Whatever happened in that foster home is unknown, but Kate ran away and headed for St. Louis, getting help from a ship’s captain who befriended her. She went to a convent school and married a dentist named Slias Melvin, having a child. Again, tragedy struck and both her husband and child died. By 1874, she was working at a “sporting house” in Kansas, and would spend decades as one of the “soiled doves” who traveled throughout the west.
Along the way, she met another dentist, Doc Holliday, and they became lovers and often lived together. It can’t be forgotten that she saved his life in 1877 in Fort Griffin, Texas, when Doc was arrested for killing a bully named Ed Bailey during a card game. Although Doc claimed it was self-defense, he was thrown in jail and the town seemed primed to grab him for a necktie party. But Kate interceded. She set a fire that got everyone’s attention as she and a gun convinced a jailer to set Doc free. They ended up in Dodge City, but that didn’t last. They split up, only to be reunited in Tombstone in 1880 and stayed together a while until Kate, in a drunken state, signed an affidavit saying Doc had been involved in a stage coach robbery and murder. When she sobered up, she recanted and Doc went free, but he’d had enough and moved on without her.

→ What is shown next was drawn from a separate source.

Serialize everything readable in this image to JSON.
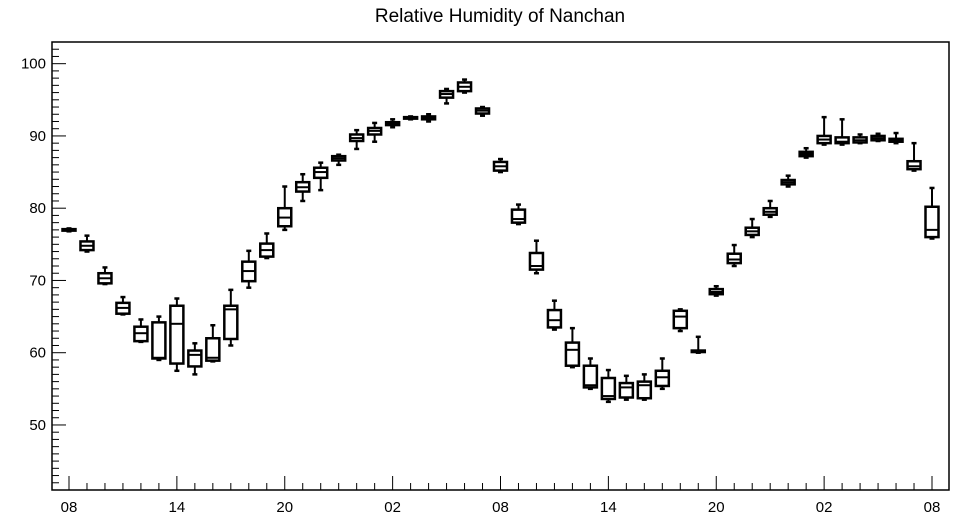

Kate moved to Colorado, where Doc spent his last years, but it’s unknown how much contact they had. In 1888 she married a blacksmith named George M. Cummings and the two moved to Bisbee, Arizona. She left her husband after a year and lived in various towns in Arizona Territory. She eventually moved in with a man named Howard and stayed with him until his death in 1930. In 1931, she wrote to Arizona Gov. George W.P. Hunt, asking that she be admitted to the Arizona Pioneer Home—fudging that she wasn’t foreign-born at all, but had been born in Iowa. She was granted admission to the home in Prescott and that’s where she died on Nov. 2, 1940—just five days shy of her 90th birthday.